Послали мы Спирю Булаву в купилище хлебное на Болото, в Заречье, овса купить. Совсем немного времени миновало — влетает наш Спирька обратно, лицом багрян, глаза навыкат, руками машет и кричит:
— На Болоте хохлы наших бьют!
— Врешь! Неужто бьют? За что?
— Не знаю: сам не видал, люди сказывали: так я с полпути назад поворотил.
— Что ж ты, не мог толком разведать?
— Я разведаю, — сказал я. — А вы затворитесь покрепче и наружу не ходите, пока я не вернусь.
Вскочил я на нашего аргамака белого с пятном на боку (для него-то и овес был надобен) и поскакал борзо на Пожар, оттуда на реку, а по реке к Болотному торжищу. И еще не доехал я до Болота, как уже всё доподлинно сведал от людей.
Что пришел поляк в купилище купить четверть овса.
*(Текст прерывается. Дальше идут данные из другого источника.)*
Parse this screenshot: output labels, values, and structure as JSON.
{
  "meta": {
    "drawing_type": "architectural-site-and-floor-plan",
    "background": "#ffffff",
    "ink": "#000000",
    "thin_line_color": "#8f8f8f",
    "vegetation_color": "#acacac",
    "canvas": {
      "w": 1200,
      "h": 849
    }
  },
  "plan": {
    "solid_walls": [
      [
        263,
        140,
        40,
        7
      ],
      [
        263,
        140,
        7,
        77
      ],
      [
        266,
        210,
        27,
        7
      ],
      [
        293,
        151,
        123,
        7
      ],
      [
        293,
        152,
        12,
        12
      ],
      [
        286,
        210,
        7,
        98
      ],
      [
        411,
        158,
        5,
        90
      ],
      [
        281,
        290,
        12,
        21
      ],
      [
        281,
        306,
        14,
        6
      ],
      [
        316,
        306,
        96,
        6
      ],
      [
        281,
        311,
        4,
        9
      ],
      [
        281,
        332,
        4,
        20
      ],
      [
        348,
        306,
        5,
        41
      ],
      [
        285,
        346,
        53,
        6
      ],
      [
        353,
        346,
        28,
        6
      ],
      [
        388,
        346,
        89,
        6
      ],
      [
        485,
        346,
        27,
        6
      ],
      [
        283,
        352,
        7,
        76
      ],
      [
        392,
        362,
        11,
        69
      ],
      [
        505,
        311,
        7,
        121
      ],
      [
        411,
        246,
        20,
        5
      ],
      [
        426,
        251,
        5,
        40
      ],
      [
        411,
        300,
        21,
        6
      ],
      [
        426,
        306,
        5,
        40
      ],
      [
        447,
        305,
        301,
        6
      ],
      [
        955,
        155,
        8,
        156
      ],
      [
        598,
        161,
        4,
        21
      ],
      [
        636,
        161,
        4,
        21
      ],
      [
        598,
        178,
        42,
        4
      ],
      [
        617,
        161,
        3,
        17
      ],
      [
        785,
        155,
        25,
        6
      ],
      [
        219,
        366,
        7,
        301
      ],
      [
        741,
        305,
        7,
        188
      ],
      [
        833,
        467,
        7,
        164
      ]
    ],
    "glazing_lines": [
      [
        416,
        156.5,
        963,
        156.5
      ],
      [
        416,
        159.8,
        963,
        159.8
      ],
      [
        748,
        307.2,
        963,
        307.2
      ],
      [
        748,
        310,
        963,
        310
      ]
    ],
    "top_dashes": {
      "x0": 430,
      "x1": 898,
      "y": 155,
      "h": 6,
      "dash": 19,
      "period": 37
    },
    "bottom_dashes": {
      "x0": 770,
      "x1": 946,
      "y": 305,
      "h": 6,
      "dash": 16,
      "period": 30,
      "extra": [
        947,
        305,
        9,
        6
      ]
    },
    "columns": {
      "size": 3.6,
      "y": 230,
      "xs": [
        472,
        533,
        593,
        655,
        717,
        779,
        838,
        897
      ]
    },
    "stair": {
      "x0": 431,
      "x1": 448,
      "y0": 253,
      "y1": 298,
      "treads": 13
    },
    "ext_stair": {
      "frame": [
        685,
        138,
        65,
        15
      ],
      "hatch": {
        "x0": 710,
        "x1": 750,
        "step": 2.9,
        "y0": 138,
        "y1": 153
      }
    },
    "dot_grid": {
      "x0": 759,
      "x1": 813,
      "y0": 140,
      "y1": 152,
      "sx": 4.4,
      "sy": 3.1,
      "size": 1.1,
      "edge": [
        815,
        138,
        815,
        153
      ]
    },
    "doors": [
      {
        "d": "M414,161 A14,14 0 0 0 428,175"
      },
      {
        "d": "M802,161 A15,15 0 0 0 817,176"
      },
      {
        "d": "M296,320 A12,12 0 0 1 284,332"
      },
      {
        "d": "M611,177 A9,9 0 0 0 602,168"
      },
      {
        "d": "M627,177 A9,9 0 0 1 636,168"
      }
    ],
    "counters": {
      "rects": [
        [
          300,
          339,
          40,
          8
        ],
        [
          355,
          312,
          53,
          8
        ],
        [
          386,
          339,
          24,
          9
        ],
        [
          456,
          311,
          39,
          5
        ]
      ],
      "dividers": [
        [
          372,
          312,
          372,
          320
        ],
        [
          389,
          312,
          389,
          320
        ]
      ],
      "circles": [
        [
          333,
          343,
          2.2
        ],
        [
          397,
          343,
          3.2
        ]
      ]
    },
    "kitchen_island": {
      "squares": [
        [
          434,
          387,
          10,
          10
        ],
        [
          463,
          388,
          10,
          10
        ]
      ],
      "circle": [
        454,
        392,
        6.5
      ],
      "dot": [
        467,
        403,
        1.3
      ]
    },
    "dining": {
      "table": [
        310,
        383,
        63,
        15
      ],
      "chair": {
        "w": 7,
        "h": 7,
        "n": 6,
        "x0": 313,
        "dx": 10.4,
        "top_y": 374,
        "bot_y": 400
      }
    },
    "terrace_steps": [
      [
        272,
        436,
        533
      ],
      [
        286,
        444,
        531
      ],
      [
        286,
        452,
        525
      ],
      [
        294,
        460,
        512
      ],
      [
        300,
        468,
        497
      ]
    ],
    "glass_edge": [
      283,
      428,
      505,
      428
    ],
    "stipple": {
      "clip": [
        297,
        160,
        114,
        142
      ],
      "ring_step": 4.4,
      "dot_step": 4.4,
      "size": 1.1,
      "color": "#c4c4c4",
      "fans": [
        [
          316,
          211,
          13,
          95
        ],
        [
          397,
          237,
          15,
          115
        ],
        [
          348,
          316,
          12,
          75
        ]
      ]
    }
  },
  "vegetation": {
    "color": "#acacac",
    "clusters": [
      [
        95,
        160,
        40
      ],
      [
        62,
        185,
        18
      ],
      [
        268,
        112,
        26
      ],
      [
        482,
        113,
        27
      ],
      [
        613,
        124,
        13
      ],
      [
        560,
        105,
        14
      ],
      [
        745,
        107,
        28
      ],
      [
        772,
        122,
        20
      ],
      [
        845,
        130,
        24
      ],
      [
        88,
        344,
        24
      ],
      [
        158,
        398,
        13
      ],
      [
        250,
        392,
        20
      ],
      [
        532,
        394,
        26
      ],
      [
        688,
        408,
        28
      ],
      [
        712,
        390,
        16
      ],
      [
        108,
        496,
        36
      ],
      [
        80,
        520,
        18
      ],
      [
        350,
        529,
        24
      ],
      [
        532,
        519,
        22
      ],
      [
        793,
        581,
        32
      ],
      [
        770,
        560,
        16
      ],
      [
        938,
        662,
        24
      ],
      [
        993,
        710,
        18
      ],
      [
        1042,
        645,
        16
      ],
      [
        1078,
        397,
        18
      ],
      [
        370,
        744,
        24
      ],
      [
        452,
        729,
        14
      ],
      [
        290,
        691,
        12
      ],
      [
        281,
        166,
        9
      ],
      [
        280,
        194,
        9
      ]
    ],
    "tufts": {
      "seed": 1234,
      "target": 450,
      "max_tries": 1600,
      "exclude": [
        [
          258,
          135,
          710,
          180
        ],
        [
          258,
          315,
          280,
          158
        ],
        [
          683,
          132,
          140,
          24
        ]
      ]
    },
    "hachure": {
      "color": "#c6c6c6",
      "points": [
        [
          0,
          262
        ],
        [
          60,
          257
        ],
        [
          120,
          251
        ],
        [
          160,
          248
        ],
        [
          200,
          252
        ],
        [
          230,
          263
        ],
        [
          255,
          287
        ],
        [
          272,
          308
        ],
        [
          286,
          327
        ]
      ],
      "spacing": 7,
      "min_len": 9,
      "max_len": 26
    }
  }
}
Да присмотрелся, почем русские покупают, и видит, что дают за бочку рубль. И хотел он купить тою же ценою. А торговый мужик увидал хохла и назвал цену вдвое.
— Зачем товар дорожишь? — осерчал хохол. — Люди у тебя по рублю покупали, а ты с меня по два дерешь. Не убавишь ты цену — я пойду и там куплю, где люди по закону продадут.
— Ступай, поищи, — говорит мужик. — Я с тобой насилу не торгую. А только ляхам на этом базаре не покупать дешевле.
Поляк пуще разгневался.
— Как смеешь грабить меня? Разве мы не одному государю служим?
— А зачем твой государь король, старая собака, нам до сего дня своего щенка не прислал, как было уговорено? А теперь он уж нам не надобен. И вам бы всем, хохлам, идти отсюда вон, пока живы.
Тут поляк выхватил саблю, а мужик прочь побежал, жалобным криком на помощь призывая. Тогда повыскочили из лавок московские люди, числом до сорока, и к поляку кинулись. Теперь уже и сам он с воплями предался постыдному бегству. А тут подоспели другие поляки. И составилось мордобитие.